Gene on (the) line

It takes one to know one.

Having been a print journalist himself, Gene Orejana, host and executive producer of the ANC news talkshow On Line (7:10 to 8 p.m. Monday through Friday), confessed to being "very nervous" when he faced a dozen movie reporters in his first presscon ever since he quit newspapering for television.

As a journalist, Gene is used to asking the questions, but now the table had been turned.

Was Gene fidgety because the nosey movie writers might dig into his personal life?

"There’s nothing to dig up," Gene smiled nervously, glancing at his wife, fellow broadcast journalist (also of ABS-CBN, ANC’s sister company), who was seated two tables away, by her lonesome, at the Alex III Restaurant (Tomas Morato Avenue, Quezon City) where the lunch chit-chat was held. "My personal life is not interesting at all; hindi news material."

On his show (On Line, that is), Gene asks his guests all the questions, no matter if some of them hurt, about the issue at hand. Correction, please: Gene doesn’t just ask questions, he "grills" his guests, most of whom come out "crispy" and "well-done" when the show is over. These past six years, Gene has propelled On Line to the top of the ratings with his no-nonsense, no-holds-barred, hard-hitting and incisive hosting style, dissecting the issues without offending his guests.

Asked if he had received death threats, Gene said, "A few." Detractors (yes, he also has some) said that Gene had been bribed by influential figures with a house and lot, and/or a Benz, but Gene’s wife jokingly dismissed those mud-slingings by asking Gene, "O, kailan mo ako pasasakayin sa Benz mo? When will you invite me to your new house?"

On Line
is practically a one-man show. Besides producing and hosting it, Gene does the dirty work himself, from deciding what issues to tackle to doing the research to inviting guests and resource persons. In short, Gene is ever on line.

Being in the thick of things, where the action is, is not new to Gene who saw (with his own eyes) and experienced the horrors of war during his growing-up years in Mindanao.

"Our family and those of many others were caught in the war between Muslims and Christians," recalled Gene who was born (July 17, 1962) and grew up in Iligan City. "I saw innocent people die, get killed. I experienced how it was to be on the run. Our family was among those being constantly evacuated; we lived in constant fear day and night. That’s why I hate war, I’m anti-war."

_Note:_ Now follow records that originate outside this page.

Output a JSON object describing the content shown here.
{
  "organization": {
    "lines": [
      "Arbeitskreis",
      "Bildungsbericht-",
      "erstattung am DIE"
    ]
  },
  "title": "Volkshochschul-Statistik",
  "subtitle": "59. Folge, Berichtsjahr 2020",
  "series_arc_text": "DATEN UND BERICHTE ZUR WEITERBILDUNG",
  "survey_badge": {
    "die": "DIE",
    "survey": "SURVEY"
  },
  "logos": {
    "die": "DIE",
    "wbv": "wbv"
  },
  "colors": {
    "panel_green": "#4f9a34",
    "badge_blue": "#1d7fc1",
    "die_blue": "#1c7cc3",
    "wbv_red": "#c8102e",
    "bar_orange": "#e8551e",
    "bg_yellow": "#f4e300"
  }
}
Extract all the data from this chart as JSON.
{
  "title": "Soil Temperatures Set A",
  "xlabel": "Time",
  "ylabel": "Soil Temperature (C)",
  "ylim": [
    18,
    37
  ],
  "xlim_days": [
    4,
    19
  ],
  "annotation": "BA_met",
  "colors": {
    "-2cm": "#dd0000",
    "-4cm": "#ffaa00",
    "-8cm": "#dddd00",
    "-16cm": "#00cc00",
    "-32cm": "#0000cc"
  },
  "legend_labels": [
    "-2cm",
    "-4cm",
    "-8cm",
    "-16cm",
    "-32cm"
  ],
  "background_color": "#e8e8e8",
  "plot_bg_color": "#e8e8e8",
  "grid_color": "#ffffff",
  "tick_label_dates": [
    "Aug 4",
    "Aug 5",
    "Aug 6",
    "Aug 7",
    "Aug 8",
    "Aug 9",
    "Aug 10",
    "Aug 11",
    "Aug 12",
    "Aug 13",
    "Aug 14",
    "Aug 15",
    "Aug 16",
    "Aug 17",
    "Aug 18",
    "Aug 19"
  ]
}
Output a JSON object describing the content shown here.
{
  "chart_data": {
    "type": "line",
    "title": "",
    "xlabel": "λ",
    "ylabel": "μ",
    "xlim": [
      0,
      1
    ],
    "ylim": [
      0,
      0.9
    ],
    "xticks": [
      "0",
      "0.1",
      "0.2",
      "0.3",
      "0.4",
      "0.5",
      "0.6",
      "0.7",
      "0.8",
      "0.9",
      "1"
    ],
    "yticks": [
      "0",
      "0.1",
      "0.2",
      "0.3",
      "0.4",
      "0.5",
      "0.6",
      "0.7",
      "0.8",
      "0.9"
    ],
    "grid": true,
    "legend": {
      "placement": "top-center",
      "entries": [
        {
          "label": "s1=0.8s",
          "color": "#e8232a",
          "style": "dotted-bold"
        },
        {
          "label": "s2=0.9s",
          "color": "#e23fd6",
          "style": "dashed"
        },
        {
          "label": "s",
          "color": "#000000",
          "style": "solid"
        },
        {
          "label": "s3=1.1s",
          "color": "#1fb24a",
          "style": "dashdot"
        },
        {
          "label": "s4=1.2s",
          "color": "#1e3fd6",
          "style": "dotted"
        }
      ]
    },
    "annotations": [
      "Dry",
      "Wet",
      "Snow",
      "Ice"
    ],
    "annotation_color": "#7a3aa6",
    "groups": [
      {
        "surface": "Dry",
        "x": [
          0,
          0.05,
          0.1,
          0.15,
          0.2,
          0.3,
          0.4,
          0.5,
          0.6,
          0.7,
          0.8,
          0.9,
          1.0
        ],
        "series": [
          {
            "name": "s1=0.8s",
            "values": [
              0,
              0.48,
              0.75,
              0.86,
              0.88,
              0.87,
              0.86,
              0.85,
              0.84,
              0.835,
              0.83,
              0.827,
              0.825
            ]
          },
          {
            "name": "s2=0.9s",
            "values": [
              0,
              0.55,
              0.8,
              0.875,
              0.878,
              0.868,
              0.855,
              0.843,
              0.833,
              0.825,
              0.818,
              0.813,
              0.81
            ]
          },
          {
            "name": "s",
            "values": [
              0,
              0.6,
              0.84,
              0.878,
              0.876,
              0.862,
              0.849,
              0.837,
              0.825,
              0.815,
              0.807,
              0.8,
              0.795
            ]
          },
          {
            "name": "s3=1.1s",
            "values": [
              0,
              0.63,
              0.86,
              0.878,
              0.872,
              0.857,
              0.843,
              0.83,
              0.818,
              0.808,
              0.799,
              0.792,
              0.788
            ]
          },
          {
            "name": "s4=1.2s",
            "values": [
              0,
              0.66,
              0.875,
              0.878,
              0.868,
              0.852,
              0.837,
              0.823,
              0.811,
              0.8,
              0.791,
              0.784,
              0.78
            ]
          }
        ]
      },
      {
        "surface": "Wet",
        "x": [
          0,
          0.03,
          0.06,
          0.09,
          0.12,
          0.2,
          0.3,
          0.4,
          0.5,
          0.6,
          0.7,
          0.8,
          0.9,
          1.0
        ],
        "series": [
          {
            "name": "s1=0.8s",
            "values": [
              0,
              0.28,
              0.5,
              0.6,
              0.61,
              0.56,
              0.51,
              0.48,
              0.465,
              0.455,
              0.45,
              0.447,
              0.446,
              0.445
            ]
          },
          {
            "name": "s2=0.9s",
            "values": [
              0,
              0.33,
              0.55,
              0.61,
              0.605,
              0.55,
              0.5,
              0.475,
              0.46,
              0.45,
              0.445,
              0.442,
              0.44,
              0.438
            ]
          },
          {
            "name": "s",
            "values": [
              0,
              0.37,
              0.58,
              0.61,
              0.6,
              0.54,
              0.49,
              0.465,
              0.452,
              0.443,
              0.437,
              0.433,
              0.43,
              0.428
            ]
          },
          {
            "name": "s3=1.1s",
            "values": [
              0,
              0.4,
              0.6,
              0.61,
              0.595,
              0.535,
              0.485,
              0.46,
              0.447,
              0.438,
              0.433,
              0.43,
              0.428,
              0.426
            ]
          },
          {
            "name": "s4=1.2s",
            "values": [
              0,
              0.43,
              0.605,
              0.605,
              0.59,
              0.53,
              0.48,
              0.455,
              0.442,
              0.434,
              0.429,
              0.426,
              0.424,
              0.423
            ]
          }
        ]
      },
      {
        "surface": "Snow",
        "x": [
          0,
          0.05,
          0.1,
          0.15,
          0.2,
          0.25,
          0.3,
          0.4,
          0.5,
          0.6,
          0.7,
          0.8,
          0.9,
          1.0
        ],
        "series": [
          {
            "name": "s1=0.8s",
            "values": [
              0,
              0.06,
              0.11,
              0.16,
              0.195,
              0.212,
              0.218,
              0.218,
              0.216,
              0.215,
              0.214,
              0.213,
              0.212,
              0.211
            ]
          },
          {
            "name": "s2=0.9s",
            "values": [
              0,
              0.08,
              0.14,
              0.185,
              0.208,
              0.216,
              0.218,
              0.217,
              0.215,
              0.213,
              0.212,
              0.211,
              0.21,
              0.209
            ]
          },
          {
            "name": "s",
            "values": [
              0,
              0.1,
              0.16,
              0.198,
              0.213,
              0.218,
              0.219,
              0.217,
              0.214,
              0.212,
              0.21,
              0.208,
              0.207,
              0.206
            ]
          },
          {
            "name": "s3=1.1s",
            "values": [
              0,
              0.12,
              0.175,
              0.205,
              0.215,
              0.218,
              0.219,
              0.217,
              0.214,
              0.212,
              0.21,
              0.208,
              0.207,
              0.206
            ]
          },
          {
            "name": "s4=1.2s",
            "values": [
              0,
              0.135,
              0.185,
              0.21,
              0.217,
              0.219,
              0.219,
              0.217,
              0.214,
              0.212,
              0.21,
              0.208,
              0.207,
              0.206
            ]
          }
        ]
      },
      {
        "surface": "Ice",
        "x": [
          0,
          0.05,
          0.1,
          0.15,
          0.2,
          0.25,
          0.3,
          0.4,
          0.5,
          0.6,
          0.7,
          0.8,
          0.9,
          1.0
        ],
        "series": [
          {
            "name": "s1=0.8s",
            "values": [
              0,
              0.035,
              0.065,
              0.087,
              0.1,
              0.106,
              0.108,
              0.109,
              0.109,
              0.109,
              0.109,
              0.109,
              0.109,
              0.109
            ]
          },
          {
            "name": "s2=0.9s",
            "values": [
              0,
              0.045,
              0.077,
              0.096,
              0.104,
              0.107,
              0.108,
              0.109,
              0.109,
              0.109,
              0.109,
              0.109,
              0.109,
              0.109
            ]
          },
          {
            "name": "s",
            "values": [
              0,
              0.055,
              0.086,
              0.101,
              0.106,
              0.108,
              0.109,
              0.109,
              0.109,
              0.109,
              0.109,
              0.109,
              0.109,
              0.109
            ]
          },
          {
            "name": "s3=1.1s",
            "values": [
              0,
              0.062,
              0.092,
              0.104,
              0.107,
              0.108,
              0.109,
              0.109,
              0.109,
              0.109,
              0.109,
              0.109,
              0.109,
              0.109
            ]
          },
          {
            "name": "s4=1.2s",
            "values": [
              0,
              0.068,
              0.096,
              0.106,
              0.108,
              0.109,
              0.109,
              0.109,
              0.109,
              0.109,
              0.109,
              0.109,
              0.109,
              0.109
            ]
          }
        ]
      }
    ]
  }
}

That kind of background has amply prepared Gene (Generoso Dacanay Orejana) for the diurnal pressure and demands when he worked first as a reporter-deskman for the Journal Group of Companies (1983), as stringer for the Philippine News Agency (1984), correspondent for Meutsche Presse Agentur (German Press Agency) also in 1984 while moonlighting as researcher-writer for Leverage International Consultants, Inc., reporter for Malaya (1985 to 1989), senior reporter for The Manila Times (1989 to 1992), senior news correspondent of ABC-Channel 5 (January 1992 to July 1992) and as reporter (for Hoy! Gising!) in December 1992 at ABS-CBN where he has stayed since then.

Gene studied grade school (1971 to 1975) at the Tibanga Seventh-Day Adventist School in Iligan City, elementary at St. Michael’s College (also in Iligan City) and high school at the MSU-Iligan Institute of Technology. He tucked up a Masscom degree (1983) at the UP where he was sports reporter for the campus paper, The Collegian (1982-1983).

Currently the director of the ABS-CBN Integrated News and Current Affairs, Gene has garnered various awards and citations which have been a source of pride to both his family and fellow Mindanao residents, showing all and sundry that a small-town boy could succeed in the highly-competitive big city.

"There was a sudden turn in my family’s financial situation," admitted Gene, the fifth son of a lawyer (Silvestre Orejana and housewife Rosalina Orejana), "and I almost didn’t finish school. But through sheer determination and hard work, I managed to earn scholarships."

The values (honesty, hardwork, etc.) Gene learned from his parents are the same ones he and wife Rowena (who, like Gene, started as a printjournalist and ended up as a TV reporter) are instilling in their children (Josephine Rose, Juan Rafael, Julian Russell and Joshua Ryan).

As a journalist, especially in such a very visible medium as television, Gene knows that he can never, never please everybody, so he doesn’t try to.

"I must stand only for what is right, moral and legal," said Gene, "I must uphold press freedom at all times and what I believe is legally and morally right. Sorry na lang dun sa mga masasaktan in the process."

That’s Gene Orejana for you, always on (the) line.